La cultura e lo spettacolo dal vivo diventano il motore della ripartenza per uno dei complessi turistici più iconici del litorale ionico. Il prossimo 5 agosto, alle ore 21,30, l’area spettacoli dei Laghi di Sibari farà da cornice alla rappresentazione della commedia “Il Morto è vivo”, un’opera pensata per un pubblico trasversale e concepita per regalare momenti di spensieratezza, offrendo al contempo uno spunto di riflessione sulla natura umana attraverso la chiave dell’ironia. Caratterizzata da un ritmo scenico incalzante e da una comicità immediata, la serata rinnova una tradizione estiva molto attesa dalla cittadinanza e dai villeggianti.
L’appuntamento di quest’anno assume un valore simbolico profondo per l’intera comunità locale. La manifestazione veste infatti il sapore speciale della rinascita e del riscatto sociale a seguito dei gravi danni materiali causati dalla tremenda alluvione che ha messo a dura prova l’intero complesso turistico nello scorso mese di febbraio. Attraverso la leggerezza dell’arte drammaturgica, il territorio ritrova uno dei suoi storici punti di aggregazione per lanciare un chiaro segnale di ripresa economica e d’immagine per la stagione estiva.

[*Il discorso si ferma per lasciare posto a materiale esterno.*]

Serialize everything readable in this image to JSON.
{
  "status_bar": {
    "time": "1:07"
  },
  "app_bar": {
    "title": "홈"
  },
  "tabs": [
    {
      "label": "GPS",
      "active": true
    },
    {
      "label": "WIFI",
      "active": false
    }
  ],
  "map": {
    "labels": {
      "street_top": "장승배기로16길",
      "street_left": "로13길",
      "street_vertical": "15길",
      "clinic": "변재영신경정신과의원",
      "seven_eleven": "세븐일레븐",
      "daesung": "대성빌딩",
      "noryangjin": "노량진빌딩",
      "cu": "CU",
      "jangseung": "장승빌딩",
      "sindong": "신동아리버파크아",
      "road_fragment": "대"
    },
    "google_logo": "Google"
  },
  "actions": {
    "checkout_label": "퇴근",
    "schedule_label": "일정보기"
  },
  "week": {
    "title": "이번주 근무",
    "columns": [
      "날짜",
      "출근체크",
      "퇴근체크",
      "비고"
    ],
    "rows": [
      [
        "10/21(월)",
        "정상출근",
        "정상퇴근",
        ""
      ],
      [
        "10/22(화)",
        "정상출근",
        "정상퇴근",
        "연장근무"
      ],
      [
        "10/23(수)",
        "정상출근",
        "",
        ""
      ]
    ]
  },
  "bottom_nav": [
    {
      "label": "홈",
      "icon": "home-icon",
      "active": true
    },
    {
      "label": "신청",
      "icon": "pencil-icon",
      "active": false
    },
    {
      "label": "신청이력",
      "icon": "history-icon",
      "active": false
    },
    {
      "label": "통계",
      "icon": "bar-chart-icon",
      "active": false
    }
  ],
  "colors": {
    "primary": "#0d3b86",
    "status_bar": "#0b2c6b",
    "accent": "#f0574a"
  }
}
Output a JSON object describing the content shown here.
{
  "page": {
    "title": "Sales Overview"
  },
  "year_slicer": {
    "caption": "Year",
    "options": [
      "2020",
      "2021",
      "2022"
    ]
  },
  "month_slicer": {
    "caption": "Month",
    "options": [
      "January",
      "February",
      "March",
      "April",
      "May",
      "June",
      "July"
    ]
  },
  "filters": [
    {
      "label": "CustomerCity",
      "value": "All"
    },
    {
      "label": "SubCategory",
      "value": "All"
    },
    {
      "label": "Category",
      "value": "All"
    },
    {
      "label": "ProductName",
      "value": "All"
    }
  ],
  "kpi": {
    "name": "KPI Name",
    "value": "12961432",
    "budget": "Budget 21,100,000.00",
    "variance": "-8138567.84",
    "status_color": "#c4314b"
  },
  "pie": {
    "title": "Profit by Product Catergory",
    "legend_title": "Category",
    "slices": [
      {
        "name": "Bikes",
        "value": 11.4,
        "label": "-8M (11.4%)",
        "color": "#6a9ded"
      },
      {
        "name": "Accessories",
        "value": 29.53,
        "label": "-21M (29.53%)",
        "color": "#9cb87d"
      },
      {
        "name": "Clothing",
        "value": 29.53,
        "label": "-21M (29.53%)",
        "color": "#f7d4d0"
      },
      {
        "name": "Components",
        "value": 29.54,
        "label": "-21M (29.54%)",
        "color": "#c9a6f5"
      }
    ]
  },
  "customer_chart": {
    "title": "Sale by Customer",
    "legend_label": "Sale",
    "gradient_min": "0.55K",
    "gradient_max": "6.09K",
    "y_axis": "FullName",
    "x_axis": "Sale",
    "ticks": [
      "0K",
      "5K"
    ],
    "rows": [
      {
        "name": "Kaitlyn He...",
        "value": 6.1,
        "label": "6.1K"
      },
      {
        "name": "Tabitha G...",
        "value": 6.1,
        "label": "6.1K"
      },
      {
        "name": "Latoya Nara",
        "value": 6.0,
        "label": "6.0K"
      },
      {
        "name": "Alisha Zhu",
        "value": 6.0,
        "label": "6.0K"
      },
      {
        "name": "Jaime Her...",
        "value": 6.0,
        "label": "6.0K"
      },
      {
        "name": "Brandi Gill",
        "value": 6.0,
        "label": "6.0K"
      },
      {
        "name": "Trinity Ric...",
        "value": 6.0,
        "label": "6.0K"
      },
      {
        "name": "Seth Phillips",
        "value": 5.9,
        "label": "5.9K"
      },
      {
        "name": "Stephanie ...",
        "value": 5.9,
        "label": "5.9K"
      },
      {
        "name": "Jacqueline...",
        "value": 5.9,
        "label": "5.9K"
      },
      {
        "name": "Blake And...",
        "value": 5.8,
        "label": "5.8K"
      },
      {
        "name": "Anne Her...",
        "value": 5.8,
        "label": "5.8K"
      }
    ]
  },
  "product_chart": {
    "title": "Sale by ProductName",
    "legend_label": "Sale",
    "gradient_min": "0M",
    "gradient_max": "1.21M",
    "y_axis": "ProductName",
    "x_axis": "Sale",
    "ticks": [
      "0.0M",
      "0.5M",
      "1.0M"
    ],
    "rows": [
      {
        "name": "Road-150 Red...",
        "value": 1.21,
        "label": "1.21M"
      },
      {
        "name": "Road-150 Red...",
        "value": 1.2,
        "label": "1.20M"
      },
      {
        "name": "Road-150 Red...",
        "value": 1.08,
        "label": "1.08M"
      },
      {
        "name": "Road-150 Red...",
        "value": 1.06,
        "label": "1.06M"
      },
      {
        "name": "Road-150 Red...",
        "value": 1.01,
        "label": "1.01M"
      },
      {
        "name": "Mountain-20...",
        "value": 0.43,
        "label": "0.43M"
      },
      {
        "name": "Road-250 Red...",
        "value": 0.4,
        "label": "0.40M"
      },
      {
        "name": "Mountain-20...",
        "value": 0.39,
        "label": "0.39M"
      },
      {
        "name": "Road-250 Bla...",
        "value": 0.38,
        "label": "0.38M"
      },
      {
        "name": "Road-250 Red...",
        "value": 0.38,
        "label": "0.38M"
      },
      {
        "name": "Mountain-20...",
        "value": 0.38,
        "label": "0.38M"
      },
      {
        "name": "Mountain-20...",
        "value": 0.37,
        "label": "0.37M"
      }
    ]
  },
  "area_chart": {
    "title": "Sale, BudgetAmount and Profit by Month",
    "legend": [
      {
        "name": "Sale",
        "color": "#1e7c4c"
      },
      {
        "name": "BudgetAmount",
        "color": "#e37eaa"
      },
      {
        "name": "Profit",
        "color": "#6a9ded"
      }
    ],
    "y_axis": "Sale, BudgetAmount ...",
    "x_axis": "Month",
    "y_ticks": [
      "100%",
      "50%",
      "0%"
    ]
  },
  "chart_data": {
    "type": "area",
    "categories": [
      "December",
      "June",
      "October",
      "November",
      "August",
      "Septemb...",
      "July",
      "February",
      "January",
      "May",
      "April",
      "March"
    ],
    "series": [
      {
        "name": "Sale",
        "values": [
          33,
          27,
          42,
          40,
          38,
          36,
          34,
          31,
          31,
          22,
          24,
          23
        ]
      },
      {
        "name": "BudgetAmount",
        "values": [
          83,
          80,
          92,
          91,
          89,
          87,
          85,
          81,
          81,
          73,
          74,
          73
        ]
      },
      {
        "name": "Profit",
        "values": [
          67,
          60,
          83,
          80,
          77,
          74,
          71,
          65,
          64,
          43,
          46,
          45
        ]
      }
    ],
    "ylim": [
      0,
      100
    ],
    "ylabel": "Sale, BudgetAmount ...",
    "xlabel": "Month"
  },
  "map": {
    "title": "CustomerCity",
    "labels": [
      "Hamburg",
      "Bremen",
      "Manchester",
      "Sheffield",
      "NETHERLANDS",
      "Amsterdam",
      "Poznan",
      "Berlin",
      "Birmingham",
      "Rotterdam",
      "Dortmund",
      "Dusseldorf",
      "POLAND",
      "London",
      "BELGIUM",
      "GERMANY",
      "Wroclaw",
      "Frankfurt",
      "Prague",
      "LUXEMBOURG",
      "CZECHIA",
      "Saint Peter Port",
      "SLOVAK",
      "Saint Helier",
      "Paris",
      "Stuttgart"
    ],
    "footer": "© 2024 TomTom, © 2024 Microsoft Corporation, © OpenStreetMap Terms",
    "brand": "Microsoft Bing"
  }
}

Il profilo artistico e la storia della Compagnia Telys
La produzione dell’evento porta la firma della Compagnia Telys, una realtà teatrale da anni radicata nel panorama socio-culturale locale e accreditata da una ricca produzione artistica ampiamente documentata dai media. Nel corso della sua storia, la formazione ha allestito un repertorio di rilievo che spazia dai classici della tradizione partenopea ai grandi adattamenti per il grande pubblico. Tra i titoli portati sul palco figurano storiche opere di Eduardo Scarpetta come “Tre pecore viziose”, “O’scarfalietto” e “L’albergo del silenzio”, affiancate da capolavori firmati da Eduardo De Filippo come “La fortuna con l’effe maiuscola” e l’atto unico “Pericolosamente”, oltre alla commedia “A volte ritornano” di E. Barra.
La versatilità della formazione calabrese si è espressa nel tempo anche attraverso allestimenti differenti quali “Grosso pasticcio giallo”, “Briganti e galantuomo” e rivisitazioni dal respiro cinematografico come “A qualcuno piace caldo”, trasposizione del celebre film interpretato da Tony Curtis, Jack Lemmon e Marilyn Monroe. Nel testo inviato per la rielaborazione non erano presenti dichiarazioni dirette racchiuse tra virgolette.
Dai successi internazionali alle collaborazioni umane e accademiche
Il percorso di crescita della Compagnia Telys si distingue anche per importanti traguardi istituzionali e collaborazioni scientifiche. Per quattro anni la formazione ha curato la direzione artistica e recitativa del Presepe Vivente di Sibari, riconosciuto nel 2016 come Miglior Presepe Vivente d’Italia al concorso “Presepium Historiae Ars Populi” e successivamente premiato come miglior Presepe Vivente Europeo nell’ambito della rassegna “La Stella di Betlemme”. In ambito operistico, il gruppo ha inoltre curato le parti recitate dell’opera “La Serva Padrona” di Giovanni Battista Pergolesi, presentata nel maggio 2017 e poi riproposta nella prestigiosa cornice del Conservatorio di Lecce.
A completare il profilo della compagnia vi sono le sinergie di carattere universitario, come la collaborazione stretta nel luglio 2018 con l’Ateneo francese di Évry-Val d’Essonne per una ricerca sul fenomeno del brigantaggio in Calabria condotta attraverso la messa in scena della commedia “Briganti e Galantuomo”. Un impegno artistico che si affianca al costante supporto garantito alle iniziative promosse dagli enti di tutela territoriale, dalle associazioni per la ricerca oncologica, dagli oratori e dalla Misericordia.